Appalled by being shown to world audiences as uncultured savages, early Mexican film directors like Manuel de la Bandera and Mimi Derba dedicated themselves to producing films that showed the "goodness and greatness" of their culture. Without the backing of the state, there was little they could do to counteract the endless output of American studios.
Things were only slightly better in Brazil and Argentina. Local feature films were eschewed by theater owners in favor of more profitable and American imports. However, film historian John King notes that several films produced during the period showed glimmers of what was to come.
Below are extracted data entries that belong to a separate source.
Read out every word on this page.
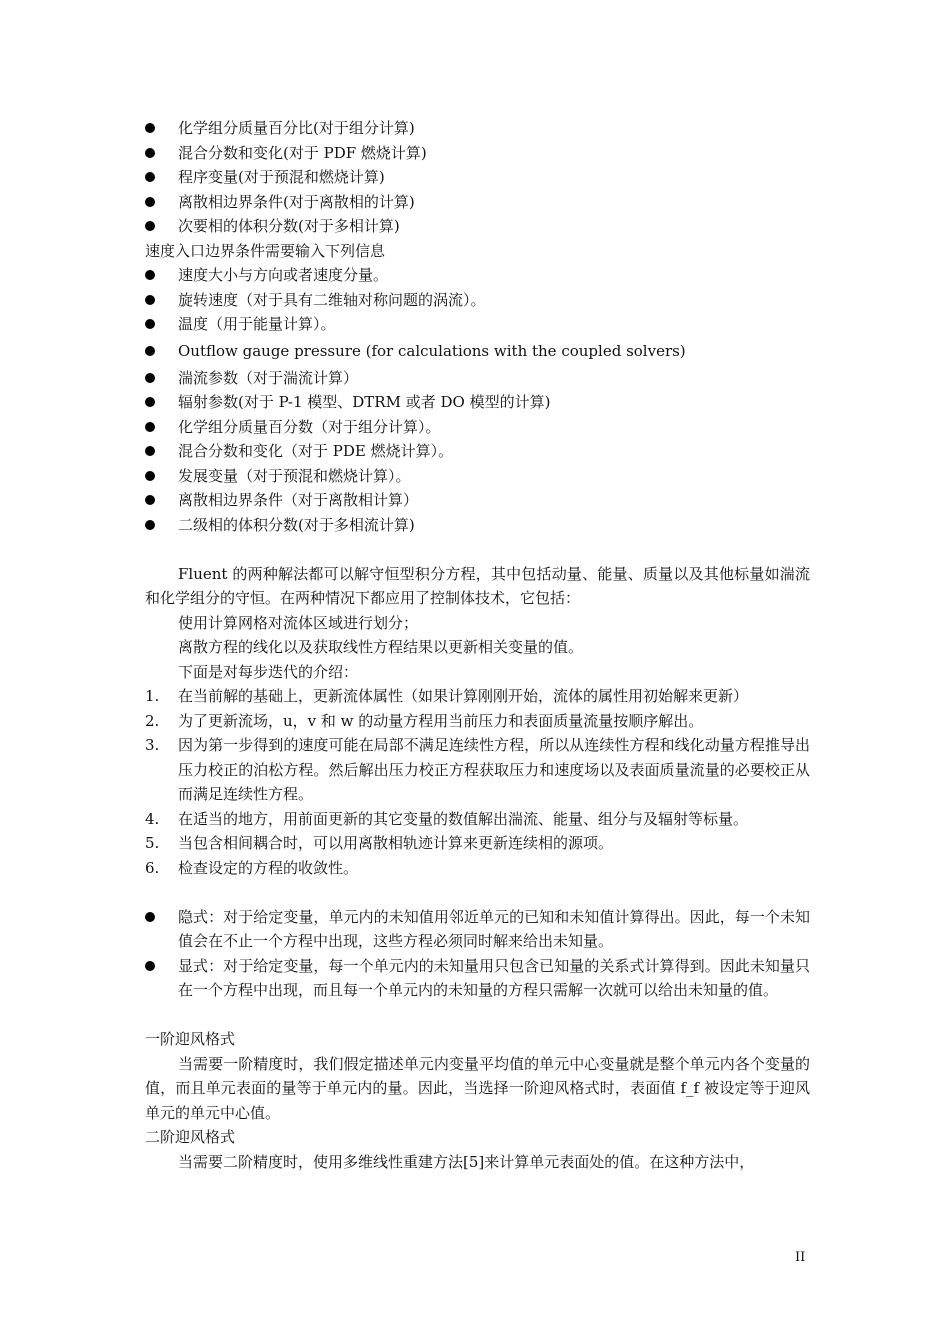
化学组分质量百分比(对于组分计算)
混合分数和变化(对于 PDF 燃烧计算)
程序变量(对于预混和燃烧计算)
离散相边界条件(对于离散相的计算)
次要相的体积分数(对于多相计算)
速度入口边界条件需要输入下列信息
速度大小与方向或者速度分量。
旋转速度（对于具有二维轴对称问题的涡流）。
温度（用于能量计算）。
Outflow gauge pressure (for calculations with the coupled solvers)
湍流参数（对于湍流计算）
辐射参数(对于 P-1 模型、DTRM 或者 DO 模型的计算)
化学组分质量百分数（对于组分计算）。
混合分数和变化（对于 PDE 燃烧计算）。
发展变量（对于预混和燃烧计算）。
离散相边界条件（对于离散相计算）
二级相的体积分数(对于多相流计算)

Fluent 的两种解法都可以解守恒型积分方程，其中包括动量、能量、质量以及其他标量如湍流和化学组分的守恒。在两种情况下都应用了控制体技术，它包括：

使用计算网格对流体区域进行划分；
离散方程的线化以及获取线性方程结果以更新相关变量的值。
下面是对每步迭代的介绍：
1. 在当前解的基础上，更新流体属性（如果计算刚刚开始，流体的属性用初始解来更新）
2. 为了更新流场，u，v 和 w 的动量方程用当前压力和表面质量流量按顺序解出。
3. 因为第一步得到的速度可能在局部不满足连续性方程，所以从连续性方程和线化动量方程推导出压力校正的泊松方程。然后解出压力校正方程获取压力和速度场以及表面质量流量的必要校正从而满足连续性方程。
4. 在适当的地方，用前面更新的其它变量的数值解出湍流、能量、组分与及辐射等标量。
5. 当包含相间耦合时，可以用离散相轨迹计算来更新连续相的源项。
6. 检查设定的方程的收敛性。
隐式：对于给定变量，单元内的未知值用邻近单元的已知和未知值计算得出。因此，每一个未知值会在不止一个方程中出现，这些方程必须同时解来给出未知量。
显式：对于给定变量，每一个单元内的未知量用只包含已知量的关系式计算得到。因此未知量只在一个方程中出现，而且每一个单元内的未知量的方程只需解一次就可以给出未知量的值。
一阶迎风格式

当需要一阶精度时，我们假定描述单元内变量平均值的单元中心变量就是整个单元内各个变量的值，而且单元表面的量等于单元内的量。因此，当选择一阶迎风格式时，表面值 f_f 被设定等于迎风单元的单元中心值。

二阶迎风格式

当需要二阶精度时，使用多维线性重建方法[5]来计算单元表面处的值。在这种方法中，

II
In Brazil, a 22-yearold director named Mario Peixoto created Limite (The boundry, 1931), chronicling the struggle for survival on a small boat after a wreck at sea.
In Argentina, King identifies three films that presage the socially conscious films of the 1960s and 1970s: El ultimo malon (The last Indian attack, 1917), a fictionalized retelling of a turn-of-the-century uprising; Juan sin ropa (Juan without clothes, 1919) by the French Georges Benoît about a massacre during a contemporary strike; and Frederico Valle's El apostol (The apostle, 1917), a political satire of the presidency of Hipolito Yrigoyen and the first full-length animated feature in film history.
Sound films arrived in Latin America in the late 1920s, but the technology was expensive and its distribution uneven. Many countries would not have "talkies" for years. Even in the few countries that had a well-developed film industry, it was a struggle to compete against the hegemony of the U.S. industry.
But the period also saw the rise of Latin American musicals, including the tanguera in Argentina, the chanchada in Brazil, and the ranchera in Mexico, that blended indigenous songs and dance traditions of those countries with the formulas popularized by North American studios.
Thanks to wartime changes in the U.S. film industry and a decline in the powerful Argentine film industry, the 1940s became known as the "Golden Age" of Mexican cinema. The key film of the era was Maria Candelaria (1943), which brought together famed director Emilio "El Indio" Fernández, cinematographer Gabriel Figueroa, and actress Delores del Rio. With the end of World War II, Mexican film slipped back into decline, where it would remain for more than a decade.